2 years ago
A 26-year-old young man has narrated his ordeal with homosexuality.
"When I was 14 and had completed JHS, I came across a disc in my Dad's wardrobe and I decided to watch it. I inserted the disc and it was a pornographic disc but I watched because I was naive. I got indulged in masturbation and did it until I was 16 in SHS, where I was introduced to homosexuality by a friend.
He was a friend I did everything with because we reported the same day, same room and shared a 2 in 1 bed.
This is how it all happened, one evening after preps, he couldn't find his mattress and pleaded to sleep besides me because it was getting late. We locked our lips and the feeling was so great that we took turns to masturbate each other. The following morning, I felt uncomfortable and so didn't speak to each other but the act continued when night came. This time, he asked to penetrate me to which I agreed. We were so fearless that it happened continuously for sometime in a dormitory with almost 60 people.
We didn't talk about it nor talk to each other in the morning as we used to do before, but didn't miss a night of our sezuál adventures.
He left the school before completion but I completed. All this while I was deep into the act of masturbation and serious watching of porn. I didn't do well with my results so I started working. I began having a strong urge for boys but I feared that I will be beaten so I had to succumb to my fears. Then i came across an app on playstore that allows me to connect gays within my vicinity which is Kumasi.

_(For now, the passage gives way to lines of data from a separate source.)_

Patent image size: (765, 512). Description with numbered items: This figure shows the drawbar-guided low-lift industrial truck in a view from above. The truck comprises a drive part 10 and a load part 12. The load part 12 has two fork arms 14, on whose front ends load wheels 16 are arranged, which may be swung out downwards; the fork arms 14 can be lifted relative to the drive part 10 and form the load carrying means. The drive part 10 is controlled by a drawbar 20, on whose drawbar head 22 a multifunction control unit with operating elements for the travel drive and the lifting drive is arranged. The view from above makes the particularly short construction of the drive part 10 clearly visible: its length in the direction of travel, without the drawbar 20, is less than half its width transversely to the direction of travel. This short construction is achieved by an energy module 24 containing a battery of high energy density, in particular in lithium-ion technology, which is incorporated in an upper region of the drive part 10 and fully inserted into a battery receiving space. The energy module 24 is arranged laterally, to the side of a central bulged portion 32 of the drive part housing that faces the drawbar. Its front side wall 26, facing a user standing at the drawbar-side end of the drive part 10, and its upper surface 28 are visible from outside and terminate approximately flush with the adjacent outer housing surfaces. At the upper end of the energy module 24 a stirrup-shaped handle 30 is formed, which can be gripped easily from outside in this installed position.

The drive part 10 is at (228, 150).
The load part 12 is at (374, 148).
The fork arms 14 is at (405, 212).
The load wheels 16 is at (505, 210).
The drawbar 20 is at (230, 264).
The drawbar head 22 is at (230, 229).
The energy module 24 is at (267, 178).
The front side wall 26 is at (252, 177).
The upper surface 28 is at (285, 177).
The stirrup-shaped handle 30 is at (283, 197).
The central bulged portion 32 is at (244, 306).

When the urge is so high, I just login and connect with nearby guys for a hookup. Yes, a hookup because some of them took money. Sometimes in a guesthouse or their residence because I promised never to send any of them to my house. Intermittently, I will do that and regret. It diminished my confidence, relationships with family and friends and made me a worse person but I couldn't stop although I could go a year without engaging in the act.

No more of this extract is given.